The 20-inch barrels are chambered for three-inch shells, the length of pull is 14.5 inches, the Hammer Coach uses extractors only, and the sliding tang safety is manually activated. This muley is a raised barrel rib type, with a good-sized brass bead up front. Fixed chokes are IC/M, and both trigger pulls were off my eight-pound scale.

Setting up in the gravel pit, I didn’t pattern the coachgun with birdshot, but  did check for regulation on paper using Winchester Ranger Law Enforcement Low Recoil slugs. At 15 yards both barrels printed two to three inches above a rough point of aim with the bead, the right barrel was near dead-on for windage, and the left barrel was a little over one inch to the left. The sample tossed out empty hulls from the low-brass Ranger slugs, low-brass Federal High-Velocity Game Loads, low-brass Winchester Featherlite Target loads, and high-brass Remington reduced-recoil slugs freely when opened and shaken.

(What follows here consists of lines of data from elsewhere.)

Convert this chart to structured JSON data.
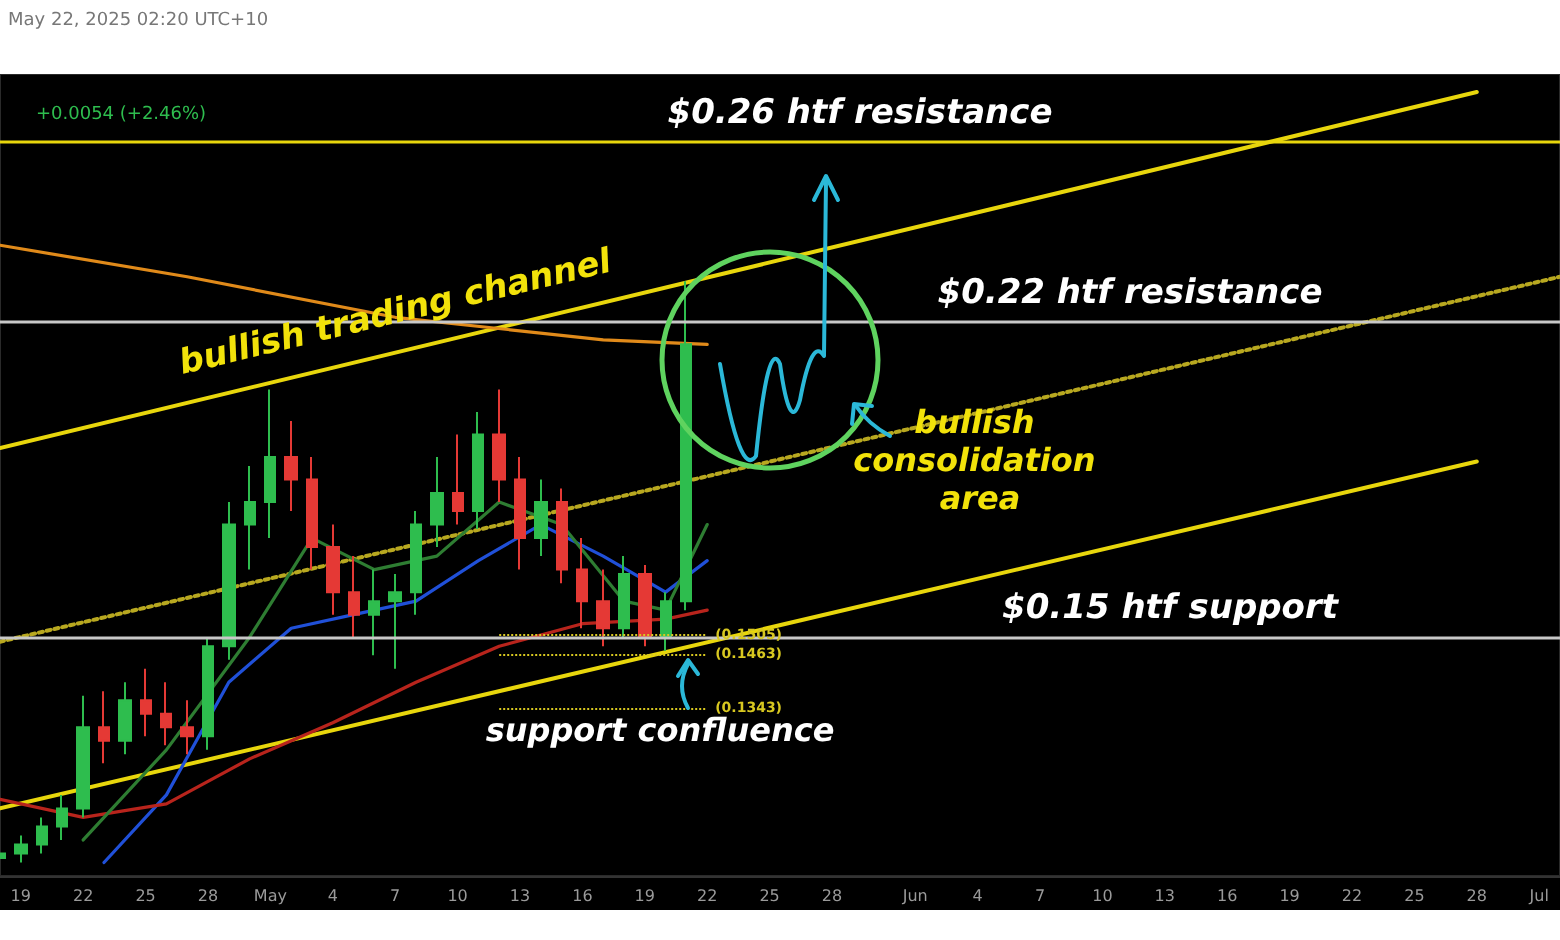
{
  "chart_data": {
    "type": "candlestick",
    "marker": "none",
    "tick_labels": "x",
    "grid": false,
    "x": [
      "2025-04-18",
      "2025-04-19",
      "2025-04-20",
      "2025-04-21",
      "2025-04-22",
      "2025-04-23",
      "2025-04-24",
      "2025-04-25",
      "2025-04-26",
      "2025-04-27",
      "2025-04-28",
      "2025-04-29",
      "2025-04-30",
      "2025-05-01",
      "2025-05-02",
      "2025-05-03",
      "2025-05-04",
      "2025-05-05",
      "2025-05-06",
      "2025-05-07",
      "2025-05-08",
      "2025-05-09",
      "2025-05-10",
      "2025-05-11",
      "2025-05-12",
      "2025-05-13",
      "2025-05-14",
      "2025-05-15",
      "2025-05-16",
      "2025-05-17",
      "2025-05-18",
      "2025-05-19",
      "2025-05-20",
      "2025-05-21"
    ],
    "ohlc": [
      [
        0.101,
        0.104,
        0.1,
        0.102
      ],
      [
        0.102,
        0.106,
        0.1,
        0.104
      ],
      [
        0.104,
        0.11,
        0.102,
        0.108
      ],
      [
        0.108,
        0.115,
        0.105,
        0.112
      ],
      [
        0.112,
        0.137,
        0.11,
        0.13
      ],
      [
        0.13,
        0.138,
        0.122,
        0.127
      ],
      [
        0.127,
        0.14,
        0.124,
        0.136
      ],
      [
        0.136,
        0.143,
        0.128,
        0.133
      ],
      [
        0.133,
        0.14,
        0.126,
        0.13
      ],
      [
        0.13,
        0.136,
        0.124,
        0.128
      ],
      [
        0.128,
        0.15,
        0.125,
        0.148
      ],
      [
        0.148,
        0.18,
        0.145,
        0.175
      ],
      [
        0.175,
        0.188,
        0.165,
        0.18
      ],
      [
        0.18,
        0.205,
        0.172,
        0.19
      ],
      [
        0.19,
        0.198,
        0.178,
        0.185
      ],
      [
        0.185,
        0.19,
        0.165,
        0.17
      ],
      [
        0.17,
        0.175,
        0.155,
        0.16
      ],
      [
        0.16,
        0.168,
        0.15,
        0.155
      ],
      [
        0.155,
        0.165,
        0.146,
        0.158
      ],
      [
        0.158,
        0.164,
        0.143,
        0.16
      ],
      [
        0.16,
        0.178,
        0.155,
        0.175
      ],
      [
        0.175,
        0.19,
        0.17,
        0.182
      ],
      [
        0.182,
        0.195,
        0.175,
        0.178
      ],
      [
        0.178,
        0.2,
        0.174,
        0.195
      ],
      [
        0.195,
        0.205,
        0.18,
        0.185
      ],
      [
        0.185,
        0.19,
        0.165,
        0.172
      ],
      [
        0.172,
        0.185,
        0.168,
        0.18
      ],
      [
        0.18,
        0.183,
        0.162,
        0.165
      ],
      [
        0.165,
        0.172,
        0.152,
        0.158
      ],
      [
        0.158,
        0.165,
        0.148,
        0.152
      ],
      [
        0.152,
        0.168,
        0.15,
        0.164
      ],
      [
        0.164,
        0.166,
        0.148,
        0.15
      ],
      [
        0.15,
        0.16,
        0.147,
        0.158
      ],
      [
        0.158,
        0.229,
        0.156,
        0.215
      ]
    ],
    "series": [
      {
        "type": "line",
        "color": "#e8d60c",
        "line_style": "solid",
        "x": [
          "2025-04-18",
          "2025-06-28"
        ],
        "values": [
          0.192,
          0.271
        ]
      },
      {
        "type": "line",
        "color": "#e8d60c",
        "line_style": "solid",
        "x": [
          "2025-04-18",
          "2025-06-28"
        ],
        "values": [
          0.112,
          0.189
        ]
      },
      {
        "type": "line",
        "color": "#b8a820",
        "line_style": "dotted",
        "x": [
          "2025-04-18",
          "2025-07-02"
        ],
        "values": [
          0.149,
          0.23
        ]
      },
      {
        "type": "line",
        "color": "#e08a1a",
        "line_style": "solid",
        "x": [
          "2025-04-18",
          "2025-04-27",
          "2025-05-07",
          "2025-05-17",
          "2025-05-22"
        ],
        "values": [
          0.237,
          0.23,
          0.221,
          0.216,
          0.215
        ]
      },
      {
        "type": "line",
        "color": "#2050d8",
        "line_style": "solid",
        "x": [
          "2025-04-23",
          "2025-04-26",
          "2025-04-29",
          "2025-05-02",
          "2025-05-05",
          "2025-05-08",
          "2025-05-11",
          "2025-05-14",
          "2025-05-17",
          "2025-05-20",
          "2025-05-22"
        ],
        "values": [
          0.1,
          0.115,
          0.14,
          0.152,
          0.155,
          0.158,
          0.167,
          0.175,
          0.168,
          0.16,
          0.167
        ]
      },
      {
        "type": "line",
        "color": "#b8241c",
        "line_style": "solid",
        "x": [
          "2025-04-18",
          "2025-04-22",
          "2025-04-26",
          "2025-04-30",
          "2025-05-04",
          "2025-05-08",
          "2025-05-12",
          "2025-05-16",
          "2025-05-20",
          "2025-05-22"
        ],
        "values": [
          0.114,
          0.11,
          0.113,
          0.123,
          0.131,
          0.14,
          0.148,
          0.153,
          0.154,
          0.156
        ]
      },
      {
        "type": "line",
        "color": "#2e7d32",
        "line_style": "solid",
        "x": [
          "2025-04-22",
          "2025-04-26",
          "2025-04-30",
          "2025-05-03",
          "2025-05-06",
          "2025-05-09",
          "2025-05-12",
          "2025-05-15",
          "2025-05-18",
          "2025-05-20",
          "2025-05-22"
        ],
        "values": [
          0.105,
          0.125,
          0.15,
          0.172,
          0.165,
          0.168,
          0.18,
          0.175,
          0.158,
          0.156,
          0.175
        ]
      }
    ],
    "xlim": [
      "2025-04-18",
      "2025-07-02"
    ],
    "xticks": [
      {
        "value": "2025-04-19",
        "label": "19"
      },
      {
        "value": "2025-04-22",
        "label": "22"
      },
      {
        "value": "2025-04-25",
        "label": "25"
      },
      {
        "value": "2025-04-28",
        "label": "28"
      },
      {
        "value": "2025-05-01",
        "label": "May"
      },
      {
        "value": "2025-05-04",
        "label": "4"
      },
      {
        "value": "2025-05-07",
        "label": "7"
      },
      {
        "value": "2025-05-10",
        "label": "10"
      },
      {
        "value": "2025-05-13",
        "label": "13"
      },
      {
        "value": "2025-05-16",
        "label": "16"
      },
      {
        "value": "2025-05-19",
        "label": "19"
      },
      {
        "value": "2025-05-22",
        "label": "22"
      },
      {
        "value": "2025-05-25",
        "label": "25"
      },
      {
        "value": "2025-05-28",
        "label": "28"
      },
      {
        "value": "2025-06-01",
        "label": "Jun"
      },
      {
        "value": "2025-06-04",
        "label": "4"
      },
      {
        "value": "2025-06-07",
        "label": "7"
      },
      {
        "value": "2025-06-10",
        "label": "10"
      },
      {
        "value": "2025-06-13",
        "label": "13"
      },
      {
        "value": "2025-06-16",
        "label": "16"
      },
      {
        "value": "2025-06-19",
        "label": "19"
      },
      {
        "value": "2025-06-22",
        "label": "22"
      },
      {
        "value": "2025-06-25",
        "label": "25"
      },
      {
        "value": "2025-06-28",
        "label": "28"
      },
      {
        "value": "2025-07-01",
        "label": "Jul"
      }
    ],
    "ylim": [
      0.097,
      0.275
    ],
    "ref_lines": [
      {
        "axis": "y",
        "value": 0.26,
        "label": "$0.26 htf resistance",
        "color": "#e8d60c",
        "line_style": "solid"
      },
      {
        "axis": "y",
        "value": 0.22,
        "label": "$0.22 htf resistance",
        "color": "#c8c8c8",
        "line_style": "solid"
      },
      {
        "axis": "y",
        "value": 0.15,
        "label": "$0.15 htf support",
        "color": "#c8c8c8",
        "line_style": "solid"
      },
      {
        "axis": "y",
        "value": 0.1505,
        "label": "(0.1505)",
        "color": "#d8c820",
        "line_style": "dotted"
      },
      {
        "axis": "y",
        "value": 0.1463,
        "label": "(0.1463)",
        "color": "#d8c820",
        "line_style": "dotted"
      },
      {
        "axis": "y",
        "value": 0.1343,
        "label": "(0.1343)",
        "color": "#d8c820",
        "line_style": "dotted"
      }
    ],
    "annotations": [
      "May 22, 2025 02:20 UTC+10",
      "+0.0054 (+2.46%)",
      {
        "text": "bullish trading channel",
        "x": "2025-05-07",
        "y": 0.222
      },
      "bullish consolidation area",
      "support confluence"
    ]
  }
}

High- brass Winchester Ranger Low Recoil buckshot, however, had to be pulled clear of the chambers. The shotgun shot everything like a trouper—till the very last shell, with one misfire that fired on the second strike.

A hammer gun does add extra steps to the firing cycle, but it can be stored loaded indefinitely with hammers down without stressing action or magazine springs, and makes a far better bedside bump-in-the-night comforter than a Louisville Slugger. The CZ’s rebounding hammers at rest can’t touch the firing pins unless the triggers are pulled; the barrels swing down far enough for clear and quick chamber access on loading. As a trailgun for hunting, or defense against hostile critters along the way, a quality coach gun takes up far less space on an ATV or behind a truck seat than your old goose gun will.


Few guns evoke the Old West as much as the classic hammer coach gun. But you don’t have to be a cowboy to use one.